According to Cathy Hackl, formerly the chief metaverse officer for a consulting firm called Journey, the broad-scale marketing shift from virtual brand experiences to AI was both a savvy business decision and just another example of technological bandwagon-jumping.

Today, Hackl reflects on the metaverse land grab as a phenomenon that quickly escalated out of control. “There was this rush among PR teams to get anything ‘metaverse’ out there,” she says. “I think we’ll look back at it as a really interesting moment in time, but maybe we all got ahead of our skis a little bit.”

Don’t Mention the “M” Word

Even Hackl, who was given the nickname “Godmother of the Metaverse,” has been distancing herself from the concept, founding “a spatial computing and AI solutions company” earlier this year, with any mention of metaverse notable in its absence.

The metaverse-focused initiatives that once seemed to be a part of every launch are also suspiciously quiet.

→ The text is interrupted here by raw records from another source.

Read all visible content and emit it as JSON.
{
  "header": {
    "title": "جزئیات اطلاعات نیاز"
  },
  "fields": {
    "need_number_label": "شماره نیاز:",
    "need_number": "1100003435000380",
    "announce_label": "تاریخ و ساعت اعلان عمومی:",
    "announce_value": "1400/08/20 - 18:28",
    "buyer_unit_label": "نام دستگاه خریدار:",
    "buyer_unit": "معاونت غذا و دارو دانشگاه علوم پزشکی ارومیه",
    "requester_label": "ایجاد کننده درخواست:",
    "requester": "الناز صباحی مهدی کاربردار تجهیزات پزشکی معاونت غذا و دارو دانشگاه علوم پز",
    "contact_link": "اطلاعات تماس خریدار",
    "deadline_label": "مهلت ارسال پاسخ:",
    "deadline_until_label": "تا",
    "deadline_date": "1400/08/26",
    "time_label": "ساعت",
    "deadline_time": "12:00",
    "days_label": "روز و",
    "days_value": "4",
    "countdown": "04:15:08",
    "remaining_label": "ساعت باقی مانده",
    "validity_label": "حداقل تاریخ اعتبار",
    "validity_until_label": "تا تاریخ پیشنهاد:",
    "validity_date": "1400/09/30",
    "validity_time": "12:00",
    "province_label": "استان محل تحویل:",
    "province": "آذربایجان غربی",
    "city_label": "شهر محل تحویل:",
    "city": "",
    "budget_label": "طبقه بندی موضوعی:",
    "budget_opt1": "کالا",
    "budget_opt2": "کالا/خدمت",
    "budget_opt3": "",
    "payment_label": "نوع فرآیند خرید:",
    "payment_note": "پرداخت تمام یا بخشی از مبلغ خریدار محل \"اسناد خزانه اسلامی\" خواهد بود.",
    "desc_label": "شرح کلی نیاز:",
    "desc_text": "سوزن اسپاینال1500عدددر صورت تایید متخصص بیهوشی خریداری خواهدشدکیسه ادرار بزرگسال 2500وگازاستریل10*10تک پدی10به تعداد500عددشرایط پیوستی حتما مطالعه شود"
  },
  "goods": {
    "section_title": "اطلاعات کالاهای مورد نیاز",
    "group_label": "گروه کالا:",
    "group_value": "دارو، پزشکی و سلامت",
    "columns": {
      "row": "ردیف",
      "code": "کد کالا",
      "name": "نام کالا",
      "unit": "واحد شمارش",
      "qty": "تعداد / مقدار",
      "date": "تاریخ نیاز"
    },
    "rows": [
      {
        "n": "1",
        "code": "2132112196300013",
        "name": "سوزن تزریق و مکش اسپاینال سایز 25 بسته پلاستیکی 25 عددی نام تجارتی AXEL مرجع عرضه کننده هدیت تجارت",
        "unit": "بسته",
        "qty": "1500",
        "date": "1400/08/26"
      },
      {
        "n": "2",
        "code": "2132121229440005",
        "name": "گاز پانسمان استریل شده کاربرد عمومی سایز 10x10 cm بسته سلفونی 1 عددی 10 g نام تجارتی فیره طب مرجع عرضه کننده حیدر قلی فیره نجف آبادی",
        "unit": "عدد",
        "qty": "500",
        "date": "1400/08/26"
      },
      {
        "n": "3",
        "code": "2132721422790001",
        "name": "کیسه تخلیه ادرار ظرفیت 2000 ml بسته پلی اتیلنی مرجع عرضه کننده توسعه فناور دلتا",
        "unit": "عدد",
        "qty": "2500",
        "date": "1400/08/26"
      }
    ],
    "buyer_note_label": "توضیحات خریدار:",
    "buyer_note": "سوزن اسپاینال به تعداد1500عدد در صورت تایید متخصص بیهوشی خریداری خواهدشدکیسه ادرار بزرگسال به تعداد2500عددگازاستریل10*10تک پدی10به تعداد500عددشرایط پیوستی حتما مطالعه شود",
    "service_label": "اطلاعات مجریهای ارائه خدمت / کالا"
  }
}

Bulgari, which launched an NFT jewelry collection on Polygon’s blockchain in 2022, confirmed to WIRED that it has no plans for any further collections in the future.

UNXD, a “curated NFT marketplace,” with partners including Dolce & Gabbana, Jacob & Co., and Valentino, is still advertising a competition for Metaverse Fashion Week 2023, along with a number of “to be announced” collections that had been confirmed for launch in 2022.

The buzz on collections that were initially successful has all but died too—Tiffany NFTiffs now sell for around $2,300 on NFT marketplace OpenSea, a drop of more than 95 percent from peak selling prices, while the activity on Gucci’s “Superplastic” NFT series on OpenSea shows a staggering drop in sales interest from around September 2022, and now—virtually nothing.